La communication était pourtant rare comme de coutume, d'abord en castillan de base puis en anglais. Le public était de toute façon à nouveau en communion, chacun dansant sur un espace très réduit en faisant attention à ses voisins. "Circling Overland" qui donnait son nom à la tournée actuelle, plus mid-tempo, ne laissait pas ramollir la masse en tant que grand classique exhumé. Et quand les premières images de la célèbre scène des hélicoptères Walkyrie d'"Apocalypse Now !" apparaissaient au fond de la scène en même temps que les premières notes du bon vieux "Commando Mix !", c'est bassement jouissif. Cette facette sarcastique prenait le dessus en fin de set avec les incontournables "Funkadhafi" et "Welcome to Paradise", entrelardés par l'antique "Operating Tracks" repris avec son clip original projeté derrière, Post-Punk à mort. En fin de compte, les sensations du spectateur sont proches d'un concert de leurs copains de Ministry ou d'autres grosses pointures du Metal Indus, malgré la parfaite absence de guitare, et il n'y a rien de plus logique. Sans l'EBM il n'y aurait probablement eu ni Ministry ni Rammstein ni tout le reste. La filiation redevient tangible et évidente par la scène.

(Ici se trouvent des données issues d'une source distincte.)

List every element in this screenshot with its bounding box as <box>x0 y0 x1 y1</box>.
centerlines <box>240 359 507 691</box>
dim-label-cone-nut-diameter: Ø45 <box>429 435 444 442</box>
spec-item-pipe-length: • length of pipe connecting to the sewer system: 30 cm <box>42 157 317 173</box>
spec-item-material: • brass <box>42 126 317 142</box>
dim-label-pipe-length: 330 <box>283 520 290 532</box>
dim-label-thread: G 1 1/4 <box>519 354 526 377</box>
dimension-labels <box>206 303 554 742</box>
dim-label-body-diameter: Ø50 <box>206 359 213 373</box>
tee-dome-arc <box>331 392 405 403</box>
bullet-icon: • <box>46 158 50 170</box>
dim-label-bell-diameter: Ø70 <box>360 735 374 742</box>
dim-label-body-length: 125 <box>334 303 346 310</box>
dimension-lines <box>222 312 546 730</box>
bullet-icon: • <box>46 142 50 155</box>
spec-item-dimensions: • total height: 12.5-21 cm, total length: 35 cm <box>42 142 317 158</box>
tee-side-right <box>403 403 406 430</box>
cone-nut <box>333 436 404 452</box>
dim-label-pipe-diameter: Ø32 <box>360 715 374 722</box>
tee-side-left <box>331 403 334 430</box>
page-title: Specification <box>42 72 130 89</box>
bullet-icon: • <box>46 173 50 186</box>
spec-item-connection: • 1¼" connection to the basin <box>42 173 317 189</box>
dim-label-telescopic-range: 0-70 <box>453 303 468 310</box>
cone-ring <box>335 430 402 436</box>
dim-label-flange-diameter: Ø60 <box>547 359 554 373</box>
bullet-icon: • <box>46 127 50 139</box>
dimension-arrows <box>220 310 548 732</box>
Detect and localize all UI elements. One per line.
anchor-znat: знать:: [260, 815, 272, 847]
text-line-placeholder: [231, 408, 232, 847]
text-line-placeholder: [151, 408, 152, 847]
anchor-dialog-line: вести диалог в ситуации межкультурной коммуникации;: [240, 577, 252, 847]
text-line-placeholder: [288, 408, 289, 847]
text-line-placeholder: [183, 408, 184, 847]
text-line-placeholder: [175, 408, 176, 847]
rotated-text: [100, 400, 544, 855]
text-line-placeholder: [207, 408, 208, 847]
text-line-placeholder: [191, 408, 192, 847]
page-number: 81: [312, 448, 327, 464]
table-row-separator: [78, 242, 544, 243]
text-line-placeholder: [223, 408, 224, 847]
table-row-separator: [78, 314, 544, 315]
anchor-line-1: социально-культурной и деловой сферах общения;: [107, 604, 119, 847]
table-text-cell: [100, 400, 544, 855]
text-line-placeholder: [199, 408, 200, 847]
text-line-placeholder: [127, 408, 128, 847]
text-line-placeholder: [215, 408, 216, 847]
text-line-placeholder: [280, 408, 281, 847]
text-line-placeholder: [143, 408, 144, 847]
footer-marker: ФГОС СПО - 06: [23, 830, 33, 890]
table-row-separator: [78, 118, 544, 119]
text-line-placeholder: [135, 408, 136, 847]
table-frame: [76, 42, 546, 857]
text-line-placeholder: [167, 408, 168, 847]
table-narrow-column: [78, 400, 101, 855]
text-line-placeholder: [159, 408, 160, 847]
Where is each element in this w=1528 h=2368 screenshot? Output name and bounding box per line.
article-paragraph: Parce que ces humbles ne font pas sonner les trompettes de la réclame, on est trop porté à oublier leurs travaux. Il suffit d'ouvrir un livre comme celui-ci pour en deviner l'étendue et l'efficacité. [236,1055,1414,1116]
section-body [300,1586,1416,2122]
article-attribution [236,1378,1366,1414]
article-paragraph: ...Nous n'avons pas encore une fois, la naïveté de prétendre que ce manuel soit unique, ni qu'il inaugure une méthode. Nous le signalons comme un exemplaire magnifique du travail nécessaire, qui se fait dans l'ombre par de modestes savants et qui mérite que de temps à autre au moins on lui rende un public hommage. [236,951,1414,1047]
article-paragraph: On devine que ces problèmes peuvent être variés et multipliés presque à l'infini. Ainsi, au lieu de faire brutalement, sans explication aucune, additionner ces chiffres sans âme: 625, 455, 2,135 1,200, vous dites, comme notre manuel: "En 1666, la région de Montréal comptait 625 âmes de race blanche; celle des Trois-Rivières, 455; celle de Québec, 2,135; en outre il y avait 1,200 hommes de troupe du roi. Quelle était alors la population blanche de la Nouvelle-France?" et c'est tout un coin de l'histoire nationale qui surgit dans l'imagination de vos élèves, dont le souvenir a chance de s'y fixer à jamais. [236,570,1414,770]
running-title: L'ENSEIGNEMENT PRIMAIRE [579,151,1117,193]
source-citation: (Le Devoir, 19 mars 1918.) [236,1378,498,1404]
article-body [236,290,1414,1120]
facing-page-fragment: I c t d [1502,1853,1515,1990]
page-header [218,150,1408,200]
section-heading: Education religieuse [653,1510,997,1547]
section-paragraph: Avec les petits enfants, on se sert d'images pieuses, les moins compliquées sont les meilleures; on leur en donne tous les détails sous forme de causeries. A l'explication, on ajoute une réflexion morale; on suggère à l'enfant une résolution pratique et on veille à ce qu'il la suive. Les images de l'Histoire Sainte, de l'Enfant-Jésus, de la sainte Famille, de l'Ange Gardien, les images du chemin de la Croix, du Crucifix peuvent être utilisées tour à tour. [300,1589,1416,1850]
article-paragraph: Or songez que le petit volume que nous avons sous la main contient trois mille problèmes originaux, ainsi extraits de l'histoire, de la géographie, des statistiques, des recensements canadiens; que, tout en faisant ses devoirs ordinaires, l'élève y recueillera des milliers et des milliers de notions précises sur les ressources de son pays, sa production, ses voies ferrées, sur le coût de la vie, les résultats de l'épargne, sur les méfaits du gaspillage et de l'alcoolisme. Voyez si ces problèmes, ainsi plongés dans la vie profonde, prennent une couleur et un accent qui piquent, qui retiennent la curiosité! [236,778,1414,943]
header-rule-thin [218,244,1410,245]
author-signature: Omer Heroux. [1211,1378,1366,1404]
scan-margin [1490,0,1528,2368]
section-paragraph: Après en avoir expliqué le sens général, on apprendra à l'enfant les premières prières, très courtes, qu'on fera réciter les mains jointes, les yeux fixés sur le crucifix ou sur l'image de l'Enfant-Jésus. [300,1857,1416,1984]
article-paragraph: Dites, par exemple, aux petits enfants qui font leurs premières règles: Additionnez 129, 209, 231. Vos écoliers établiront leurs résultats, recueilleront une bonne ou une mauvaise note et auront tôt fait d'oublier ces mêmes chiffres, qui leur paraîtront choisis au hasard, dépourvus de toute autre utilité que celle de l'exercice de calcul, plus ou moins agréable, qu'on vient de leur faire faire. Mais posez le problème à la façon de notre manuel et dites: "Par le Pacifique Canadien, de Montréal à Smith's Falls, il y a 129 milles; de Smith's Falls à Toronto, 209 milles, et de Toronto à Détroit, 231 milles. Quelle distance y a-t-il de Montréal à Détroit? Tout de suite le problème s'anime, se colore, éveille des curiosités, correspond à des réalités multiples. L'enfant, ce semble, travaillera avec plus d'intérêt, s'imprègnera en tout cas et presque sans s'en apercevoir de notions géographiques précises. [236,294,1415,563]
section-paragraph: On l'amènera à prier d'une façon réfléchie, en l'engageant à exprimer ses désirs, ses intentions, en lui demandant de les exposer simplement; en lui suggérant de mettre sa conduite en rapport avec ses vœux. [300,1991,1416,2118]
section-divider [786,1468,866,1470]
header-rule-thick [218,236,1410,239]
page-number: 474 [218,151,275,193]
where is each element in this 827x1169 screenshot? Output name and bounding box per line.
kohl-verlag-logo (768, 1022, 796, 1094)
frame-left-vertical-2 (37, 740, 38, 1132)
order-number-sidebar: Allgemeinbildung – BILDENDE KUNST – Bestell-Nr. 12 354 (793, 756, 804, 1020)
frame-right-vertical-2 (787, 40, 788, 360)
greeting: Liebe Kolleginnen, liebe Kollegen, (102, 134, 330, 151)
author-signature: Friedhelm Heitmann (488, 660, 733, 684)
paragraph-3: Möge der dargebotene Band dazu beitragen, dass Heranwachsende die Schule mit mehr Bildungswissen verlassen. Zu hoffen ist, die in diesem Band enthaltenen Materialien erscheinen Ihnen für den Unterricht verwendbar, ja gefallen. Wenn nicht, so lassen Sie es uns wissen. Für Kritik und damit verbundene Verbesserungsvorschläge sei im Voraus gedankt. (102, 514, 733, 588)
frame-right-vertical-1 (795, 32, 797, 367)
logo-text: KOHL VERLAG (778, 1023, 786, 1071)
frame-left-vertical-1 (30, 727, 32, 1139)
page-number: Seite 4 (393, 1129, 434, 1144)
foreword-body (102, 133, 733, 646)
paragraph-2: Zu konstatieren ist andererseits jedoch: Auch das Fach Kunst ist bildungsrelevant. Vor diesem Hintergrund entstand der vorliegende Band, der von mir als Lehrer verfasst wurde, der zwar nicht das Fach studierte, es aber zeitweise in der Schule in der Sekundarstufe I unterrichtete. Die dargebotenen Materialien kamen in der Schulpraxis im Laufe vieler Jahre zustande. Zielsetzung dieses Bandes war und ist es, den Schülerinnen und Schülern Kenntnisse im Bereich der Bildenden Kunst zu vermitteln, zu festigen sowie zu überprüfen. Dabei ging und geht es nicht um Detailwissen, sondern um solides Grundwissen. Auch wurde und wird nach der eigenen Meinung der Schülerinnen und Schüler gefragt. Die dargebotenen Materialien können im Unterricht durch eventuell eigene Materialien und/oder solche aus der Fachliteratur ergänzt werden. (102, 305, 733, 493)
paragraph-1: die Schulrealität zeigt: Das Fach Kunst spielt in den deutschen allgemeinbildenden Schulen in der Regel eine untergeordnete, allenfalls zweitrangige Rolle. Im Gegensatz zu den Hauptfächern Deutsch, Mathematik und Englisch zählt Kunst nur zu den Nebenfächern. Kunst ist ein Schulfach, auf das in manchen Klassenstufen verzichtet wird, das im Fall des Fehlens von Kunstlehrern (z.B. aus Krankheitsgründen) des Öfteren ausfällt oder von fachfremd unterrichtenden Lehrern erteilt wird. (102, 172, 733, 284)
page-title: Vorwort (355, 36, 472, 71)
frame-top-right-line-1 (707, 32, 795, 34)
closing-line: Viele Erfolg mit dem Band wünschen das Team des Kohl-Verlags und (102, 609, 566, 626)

Le rappel fut un peu plus court que naguère, raccourcissant le set à une heure dix environ, le groupe disparaissant tout de suite en coulisses en laissant ses fidèles retomber peu à peu vers la réalité, tout en conservant de larges sourires jusqu'au vestiaire et sur le parvis de l'avenue Parallel. J'ai vite filé vers une adresse pas trop loin de l'hôtel où je savais qu'on servirait encore des tapas à minuit, mais sans laisser aucun regret d'être venu jusqu'ici pour (re)vivre cela. Le retour fut un peu plus dur avec le coup de froid à la descente du train…

À très bientôt pour une soirée plus Metal et réchauffante. Nous en avons besoin.